2. Concepts and architecture

The V-IPU management software consists of the following components:

  • V-IPU agents: Agents reside on each IPU-Machine in a Pod. They implement API end-points for managing the IPUs, exporting application-monitoring metrics and the server-side component of IPUoF that talks to the Poplar runtime.

  • V-IPU controller: The V-IPU controller, called vipu-server, runs on a management node. It is responsible for managing V-IPU agents and serving API end-points.

  • API end-points: There are two API end-points provided by the V-IPU controller: admin and user end-points. The admin end-point is to be used for deployment and administration of a V-IPU cluster, while the user end-point is used by users to request V-IPU resources. Third-party management and scheduling software, such as Kubernetes or Slurm, use the user API end-point.

    Note: the admin end-point is not accessible to unprivileged users in cloud-based systems.

  • V-IPU command-line interface: Command line tools provide access to the administration and user functions of the V-IPU controller.

2.1. Architecture

The architecture of the V-IPU management system is shown in Fig. 2.1.

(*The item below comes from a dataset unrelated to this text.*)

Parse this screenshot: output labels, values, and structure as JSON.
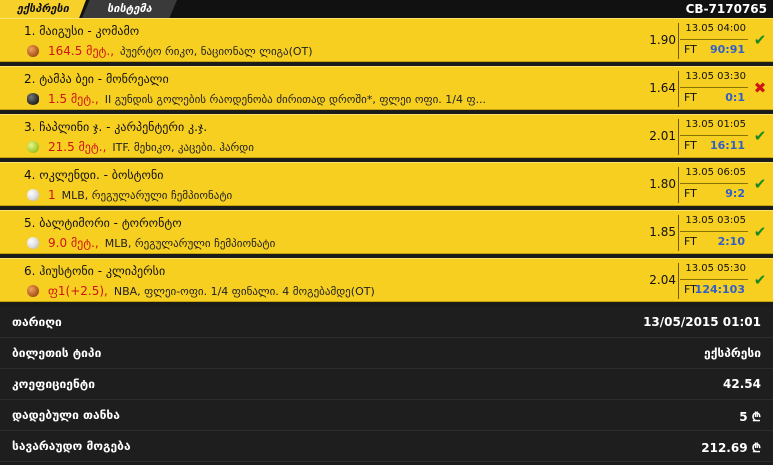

In a typical V-IPU setup, each IPU-Machine runs a V-IPU agent that is responsible for the hardware introspection, configuration, and management of the IPU-Machine.

V-IPU architecture

Fig. 2.1 V-IPU architecture

The V-IPU agents are controlled and managed by the V-IPU controller. For Pods used in “direct attach” mode, the V-IPU controller runs on one of the IPU-Machines. In switched Pods, the V-IPU controller runs on a host server, which may be one of the servers running Poplar or a separate management server.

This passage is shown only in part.